During your adventure, you'll run into another group of thugs called Team Galactic who want to use the power of Pokémon to make the world better. Isn't the world already better with Pokémon? Well, apparently not enough for Team Galactic, so you'll have to rescue people and defeat the evil menace just like all Pokémon games. You won't always battle alone in this game like you mostly did in the old games. You'll team up in different areas, and sometimes you'll even face two Pokémon in the wild if you're teamed up. The game is pretty easy for the first few hours of gameplay, but the difficulty definitely gets harder because tag team battles are featured early. You really need to have at least two high level Pokémon in order to survive the battles, but the more the merrier because some tag team members will have 3 on them, so you'll be facing 6. Defeat one Pokémon, and another will be summoned. Fortunately, you don't have to worry about using two Pokémon alternately very often because the Exp. Share is found quite early in the game. I recommend keeping a Machop with you because their moves work well on almost all Pokémon.
Other than battling, the game still resembles old Pokémon games with its many chatty people, the Safari Zone, and very simple towns.

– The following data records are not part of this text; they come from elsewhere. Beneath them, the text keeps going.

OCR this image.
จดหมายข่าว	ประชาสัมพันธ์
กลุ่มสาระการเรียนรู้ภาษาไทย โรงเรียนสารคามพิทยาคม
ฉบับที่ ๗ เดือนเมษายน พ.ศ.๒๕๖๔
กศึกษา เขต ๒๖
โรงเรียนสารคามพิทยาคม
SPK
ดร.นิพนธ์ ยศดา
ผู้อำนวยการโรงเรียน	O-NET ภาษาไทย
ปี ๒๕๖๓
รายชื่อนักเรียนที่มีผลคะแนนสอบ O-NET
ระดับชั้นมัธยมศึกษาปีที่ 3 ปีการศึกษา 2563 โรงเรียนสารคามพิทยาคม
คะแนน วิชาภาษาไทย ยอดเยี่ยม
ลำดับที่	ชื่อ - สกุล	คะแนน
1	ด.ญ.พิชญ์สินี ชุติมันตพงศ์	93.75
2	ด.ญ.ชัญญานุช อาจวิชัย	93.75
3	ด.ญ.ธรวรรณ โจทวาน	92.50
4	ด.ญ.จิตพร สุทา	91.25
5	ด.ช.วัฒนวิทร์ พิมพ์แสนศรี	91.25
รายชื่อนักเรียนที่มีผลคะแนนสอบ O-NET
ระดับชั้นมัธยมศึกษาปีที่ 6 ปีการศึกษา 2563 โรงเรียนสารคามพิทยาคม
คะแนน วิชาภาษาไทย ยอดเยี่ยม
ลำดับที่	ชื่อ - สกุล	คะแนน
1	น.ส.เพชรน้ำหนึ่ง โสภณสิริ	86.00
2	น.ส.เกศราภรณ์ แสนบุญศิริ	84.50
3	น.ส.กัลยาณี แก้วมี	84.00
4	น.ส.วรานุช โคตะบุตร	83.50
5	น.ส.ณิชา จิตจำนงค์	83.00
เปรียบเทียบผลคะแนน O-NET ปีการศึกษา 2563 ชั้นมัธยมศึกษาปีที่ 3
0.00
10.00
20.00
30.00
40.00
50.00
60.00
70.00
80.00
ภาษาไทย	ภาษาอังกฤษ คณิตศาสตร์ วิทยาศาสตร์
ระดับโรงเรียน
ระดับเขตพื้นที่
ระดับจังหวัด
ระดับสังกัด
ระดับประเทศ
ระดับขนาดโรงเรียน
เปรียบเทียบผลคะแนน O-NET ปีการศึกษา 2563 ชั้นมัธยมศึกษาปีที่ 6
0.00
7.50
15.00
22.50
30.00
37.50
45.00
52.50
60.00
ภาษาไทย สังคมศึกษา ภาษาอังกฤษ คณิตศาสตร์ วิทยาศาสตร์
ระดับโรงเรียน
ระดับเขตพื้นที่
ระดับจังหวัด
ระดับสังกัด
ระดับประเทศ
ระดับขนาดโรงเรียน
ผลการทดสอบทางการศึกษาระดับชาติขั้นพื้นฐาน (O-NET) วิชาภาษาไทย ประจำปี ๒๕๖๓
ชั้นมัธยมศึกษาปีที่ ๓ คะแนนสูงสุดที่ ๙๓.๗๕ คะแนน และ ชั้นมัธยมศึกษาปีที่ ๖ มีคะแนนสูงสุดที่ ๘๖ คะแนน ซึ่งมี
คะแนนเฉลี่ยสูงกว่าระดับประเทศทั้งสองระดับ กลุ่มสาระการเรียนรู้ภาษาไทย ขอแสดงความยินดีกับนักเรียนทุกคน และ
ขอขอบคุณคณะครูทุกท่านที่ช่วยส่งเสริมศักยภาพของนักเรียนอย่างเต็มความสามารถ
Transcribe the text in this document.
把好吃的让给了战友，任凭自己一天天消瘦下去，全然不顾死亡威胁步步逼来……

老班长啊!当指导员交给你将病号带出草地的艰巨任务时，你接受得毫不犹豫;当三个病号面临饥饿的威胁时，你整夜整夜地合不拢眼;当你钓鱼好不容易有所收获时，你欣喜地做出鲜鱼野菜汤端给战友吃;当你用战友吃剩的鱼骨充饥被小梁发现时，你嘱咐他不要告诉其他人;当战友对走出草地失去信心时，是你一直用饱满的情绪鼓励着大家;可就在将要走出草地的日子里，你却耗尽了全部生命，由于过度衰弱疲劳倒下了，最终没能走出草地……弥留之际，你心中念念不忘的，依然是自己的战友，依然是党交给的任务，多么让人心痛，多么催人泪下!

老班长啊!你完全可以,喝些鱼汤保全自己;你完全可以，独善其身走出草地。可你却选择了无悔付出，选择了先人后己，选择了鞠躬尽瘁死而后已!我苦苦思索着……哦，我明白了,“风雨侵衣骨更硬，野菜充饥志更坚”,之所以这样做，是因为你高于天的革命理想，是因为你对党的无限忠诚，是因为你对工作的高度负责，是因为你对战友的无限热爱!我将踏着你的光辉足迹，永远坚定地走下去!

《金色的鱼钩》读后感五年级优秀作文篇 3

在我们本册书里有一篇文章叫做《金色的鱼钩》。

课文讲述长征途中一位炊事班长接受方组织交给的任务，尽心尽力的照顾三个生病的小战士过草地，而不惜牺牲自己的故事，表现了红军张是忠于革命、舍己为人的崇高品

This Pokémon game uses the DS to give the towns better color and some 3D detail, which is an enjoyment to view after so many similar 2D towns. Technically, the ground and sprites are 2D like many SNES games, but the buildings and trees are all built in 3D.
The music is kicking, but nothing you'd want to play at a game music concert. It's not any better than in the old Pokémon games, but it's hard to imagine a Pokémon game without the same old school-istic music. Sound effects are higher quality, but the only sound effects are during battles.
The controls of the game really change the gameplay itself this time around. Your Pokémon bag is already organized extremely well, so you shouldn't have any trouble finding anything. Also, you can pick up a Pokétch watch for your bottom screen, which will give you lots of great info without having to go through menus to find what you need. Just press a button on the bottom screen and you access everything from Pokémon health levels to the current time.